Per voi questo è il punto di arrivo di un lungo percorso?
“La Lega nasce al Nord con quell’obiettivo: dare dignità alle proprie Regioni. Dovremmo anche noi avere un obiettivo che riguardi la Sicilia e il suo sviluppo. Dobbiamo farlo nelle urne e con una politica diversa. Creare sudditanza e alimentare lo stato di bisogno non consentirà mai alla Sicilia di uscire dal gap economico, infrastrutturale, sociale e culturale cui certa politica ci ha relegato. La Lega nasce chiedendo l’autonomia e oggi questo obiettivo è stato finalmente realizzato”.

La parola a Valentina Chinnici, deputata del Partito democratico all’Ars

“Una cristallizzazione dei divari accumulati tra le varie regioni”

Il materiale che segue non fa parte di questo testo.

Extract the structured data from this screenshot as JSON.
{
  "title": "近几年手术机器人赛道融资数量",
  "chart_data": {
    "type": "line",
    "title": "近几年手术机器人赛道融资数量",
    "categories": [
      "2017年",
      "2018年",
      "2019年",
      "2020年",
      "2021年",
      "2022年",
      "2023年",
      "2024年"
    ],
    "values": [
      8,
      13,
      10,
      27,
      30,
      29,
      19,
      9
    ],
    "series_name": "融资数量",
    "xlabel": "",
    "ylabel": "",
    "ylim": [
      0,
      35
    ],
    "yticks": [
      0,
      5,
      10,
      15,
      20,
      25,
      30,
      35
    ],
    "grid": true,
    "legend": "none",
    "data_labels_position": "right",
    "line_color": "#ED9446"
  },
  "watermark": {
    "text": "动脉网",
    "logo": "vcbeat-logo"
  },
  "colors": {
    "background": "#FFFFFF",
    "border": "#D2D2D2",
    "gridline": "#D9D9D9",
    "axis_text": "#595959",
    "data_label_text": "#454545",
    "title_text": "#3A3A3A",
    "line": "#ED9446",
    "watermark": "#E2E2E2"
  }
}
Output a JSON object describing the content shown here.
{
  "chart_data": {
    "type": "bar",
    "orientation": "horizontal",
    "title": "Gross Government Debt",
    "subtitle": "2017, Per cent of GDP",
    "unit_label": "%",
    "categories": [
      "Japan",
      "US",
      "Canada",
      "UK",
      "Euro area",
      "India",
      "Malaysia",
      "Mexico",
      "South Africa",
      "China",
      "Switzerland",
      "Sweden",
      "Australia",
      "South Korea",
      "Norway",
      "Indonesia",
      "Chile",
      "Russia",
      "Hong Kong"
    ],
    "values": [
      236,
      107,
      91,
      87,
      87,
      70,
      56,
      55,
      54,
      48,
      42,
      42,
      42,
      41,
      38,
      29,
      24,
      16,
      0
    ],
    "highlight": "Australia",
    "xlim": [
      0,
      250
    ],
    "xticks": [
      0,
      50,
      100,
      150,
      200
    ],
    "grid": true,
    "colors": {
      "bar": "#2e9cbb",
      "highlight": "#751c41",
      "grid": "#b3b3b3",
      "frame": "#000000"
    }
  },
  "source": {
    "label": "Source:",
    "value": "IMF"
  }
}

Valentina Chinnici, deputata del Partito democratico all’Assemblea regionale siciliana

Oltre alle voci della maggioranza, che hanno salutato positivamente il via libera alla legge, ci sono quelle delle opposizioni. Proprio per dar voce anche a chi si è fortemente opposto alla riforma, abbiamo intervistato Valentina Chinnici, deputata del Partito democratico all’Assemblea regionale siciliana.

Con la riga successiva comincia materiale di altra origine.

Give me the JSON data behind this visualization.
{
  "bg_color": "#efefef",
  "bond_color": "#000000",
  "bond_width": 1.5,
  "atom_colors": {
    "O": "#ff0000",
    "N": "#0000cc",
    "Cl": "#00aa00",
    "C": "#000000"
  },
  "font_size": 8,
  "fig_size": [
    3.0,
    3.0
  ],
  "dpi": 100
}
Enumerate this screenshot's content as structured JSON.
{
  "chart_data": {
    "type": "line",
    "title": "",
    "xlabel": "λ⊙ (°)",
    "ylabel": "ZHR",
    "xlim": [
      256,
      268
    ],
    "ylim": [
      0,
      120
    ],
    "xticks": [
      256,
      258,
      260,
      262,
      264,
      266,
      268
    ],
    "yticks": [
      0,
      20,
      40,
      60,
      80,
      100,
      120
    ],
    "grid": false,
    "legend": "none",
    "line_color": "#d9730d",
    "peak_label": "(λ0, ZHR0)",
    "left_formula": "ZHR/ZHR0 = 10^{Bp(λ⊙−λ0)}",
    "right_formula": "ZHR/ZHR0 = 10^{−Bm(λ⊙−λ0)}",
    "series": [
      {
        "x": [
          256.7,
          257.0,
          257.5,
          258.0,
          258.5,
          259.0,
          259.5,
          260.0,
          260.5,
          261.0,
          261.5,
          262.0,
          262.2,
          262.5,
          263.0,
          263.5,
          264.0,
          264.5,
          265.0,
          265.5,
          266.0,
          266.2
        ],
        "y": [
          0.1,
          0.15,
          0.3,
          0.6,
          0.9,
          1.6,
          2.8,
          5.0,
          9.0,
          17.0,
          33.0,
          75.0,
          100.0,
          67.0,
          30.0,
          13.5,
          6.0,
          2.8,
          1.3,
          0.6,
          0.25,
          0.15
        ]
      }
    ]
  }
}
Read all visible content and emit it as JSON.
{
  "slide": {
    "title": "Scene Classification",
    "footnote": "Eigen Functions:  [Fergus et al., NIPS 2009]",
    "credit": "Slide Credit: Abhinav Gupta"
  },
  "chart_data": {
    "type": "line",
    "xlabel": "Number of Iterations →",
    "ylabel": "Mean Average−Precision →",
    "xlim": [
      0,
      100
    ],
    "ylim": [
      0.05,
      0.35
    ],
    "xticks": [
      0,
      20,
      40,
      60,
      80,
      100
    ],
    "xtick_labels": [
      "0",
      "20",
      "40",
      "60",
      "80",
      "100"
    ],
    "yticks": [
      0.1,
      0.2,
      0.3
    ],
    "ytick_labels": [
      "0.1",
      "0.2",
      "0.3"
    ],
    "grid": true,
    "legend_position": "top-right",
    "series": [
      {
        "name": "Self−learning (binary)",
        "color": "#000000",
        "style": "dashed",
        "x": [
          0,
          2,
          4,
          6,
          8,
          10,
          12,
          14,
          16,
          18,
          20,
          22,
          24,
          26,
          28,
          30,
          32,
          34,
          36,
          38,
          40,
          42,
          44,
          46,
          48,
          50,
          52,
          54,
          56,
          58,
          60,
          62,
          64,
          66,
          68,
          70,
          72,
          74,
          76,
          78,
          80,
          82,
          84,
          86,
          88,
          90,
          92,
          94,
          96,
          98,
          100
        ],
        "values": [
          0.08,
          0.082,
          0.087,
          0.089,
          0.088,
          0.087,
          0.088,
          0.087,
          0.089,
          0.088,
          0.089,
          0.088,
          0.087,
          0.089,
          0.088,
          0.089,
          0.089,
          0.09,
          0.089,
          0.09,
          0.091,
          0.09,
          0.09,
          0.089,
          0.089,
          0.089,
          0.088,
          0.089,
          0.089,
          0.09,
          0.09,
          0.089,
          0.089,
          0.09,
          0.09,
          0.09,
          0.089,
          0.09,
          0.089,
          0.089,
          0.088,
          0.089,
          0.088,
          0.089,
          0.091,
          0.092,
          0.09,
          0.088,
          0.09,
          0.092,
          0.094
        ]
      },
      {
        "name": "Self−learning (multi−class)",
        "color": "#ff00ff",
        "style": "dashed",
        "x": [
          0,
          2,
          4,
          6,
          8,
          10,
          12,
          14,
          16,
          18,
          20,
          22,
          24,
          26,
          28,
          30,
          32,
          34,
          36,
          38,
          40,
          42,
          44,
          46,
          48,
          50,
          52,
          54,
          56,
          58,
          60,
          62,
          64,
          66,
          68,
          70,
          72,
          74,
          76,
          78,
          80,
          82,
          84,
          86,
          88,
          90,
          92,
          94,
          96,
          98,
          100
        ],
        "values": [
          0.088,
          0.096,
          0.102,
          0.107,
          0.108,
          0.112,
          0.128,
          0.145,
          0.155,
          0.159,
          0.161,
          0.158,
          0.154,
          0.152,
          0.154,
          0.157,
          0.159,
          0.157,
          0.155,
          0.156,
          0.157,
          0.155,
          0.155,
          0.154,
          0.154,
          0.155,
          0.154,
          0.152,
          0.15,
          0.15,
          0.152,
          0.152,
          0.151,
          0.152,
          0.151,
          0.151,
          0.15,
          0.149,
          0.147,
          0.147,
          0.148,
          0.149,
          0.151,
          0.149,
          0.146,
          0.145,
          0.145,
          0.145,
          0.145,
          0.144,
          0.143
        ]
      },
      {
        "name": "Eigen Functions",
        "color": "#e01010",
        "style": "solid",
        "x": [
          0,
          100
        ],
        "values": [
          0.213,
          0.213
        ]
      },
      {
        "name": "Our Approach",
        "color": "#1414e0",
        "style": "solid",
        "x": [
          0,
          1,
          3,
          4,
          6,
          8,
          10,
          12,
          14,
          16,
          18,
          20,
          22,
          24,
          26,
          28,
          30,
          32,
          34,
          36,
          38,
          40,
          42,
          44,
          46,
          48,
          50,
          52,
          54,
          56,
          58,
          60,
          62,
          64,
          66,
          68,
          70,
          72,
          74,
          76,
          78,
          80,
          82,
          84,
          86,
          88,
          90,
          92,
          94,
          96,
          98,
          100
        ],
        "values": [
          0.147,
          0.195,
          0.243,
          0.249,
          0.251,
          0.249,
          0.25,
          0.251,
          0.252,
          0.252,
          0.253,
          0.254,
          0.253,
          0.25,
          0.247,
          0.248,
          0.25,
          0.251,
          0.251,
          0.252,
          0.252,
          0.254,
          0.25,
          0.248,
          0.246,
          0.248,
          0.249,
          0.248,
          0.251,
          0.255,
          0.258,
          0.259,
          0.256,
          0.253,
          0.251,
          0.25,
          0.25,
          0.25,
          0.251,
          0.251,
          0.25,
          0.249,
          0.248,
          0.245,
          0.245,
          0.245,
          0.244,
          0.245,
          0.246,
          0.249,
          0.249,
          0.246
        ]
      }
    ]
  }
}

La maggioranza ha esultato e lo stesso ministro Calderoli, riferendosi alle vostre proteste ha dichiarato “Non spacco l’Italia”…
“Questa legge non va bene. Intanto perché porta a compimento il disegno secessionista di Umberto Bossi di trent’anni fa. È una legge che prevede, ben che vada, la cristallizzazione dei divari tra le regioni del Nord e quelle del Sud. Lo dimostra il fatto che la legge prevede invarianza finanziaria e anche l’applicazione dei Lep è uno specchietto per le allodole. Sappiamo che non hanno prodotto alcun effetto se non la cristallizzazione dello status quo. I criteri guida della ‘secessione dei ricchi’, come l’ha definita Gianfranco Viesti, professore di Economia applicata presso il Dipartimento di Scienze politiche dell’Università di Bari, sono scritte nella bozza presentate dai governatori Zaia, Bonaccini e Fontana, con primo ministro Gentiloni e si è capito sin da subito che la situazione avrebbe potuto diventare grave senza alcun meccanismo perequativo per le regioni del Sud. Questa legge, di fatto, inchioda l’autonomia alla spesa storica. Questo significa che chi non ha mai speso soldi, per esempio, per gli asili non potrà avere soldi per realizzare asili nuovi. Le regioni virtuose rimangono tali e questa legge servirà, è scritto nella premessa della stessa, a dare maggiore accelerazione a chi era già veloce, senza nessuna possibilità di perequazione o incentivo”.

Cosa pensa dei fabbisogni standard?
“Se storicamente i bambini di una regione non sono mai andati all’asilo, quindi non c’è richiesta di asili, la legge prevede che, visto che il fabbisogno debba essere proporzionato alle richieste, si annulla quel principio di servizi essenziali. Peraltro ci troveremo a pagare tasse per servizi inesistenti e che non potranno mai essere realizzati. Lo stesso principio vale anche per il comparto sanità. Questa cristallizzazione generata dall’autonomia differenziata, di fatto, amplifica la disuguaglianza. Questa legge sarà il colpo di grazia inflitto allo Stato unitario, al sistema scolastico e al sistema sanitario nazionale”.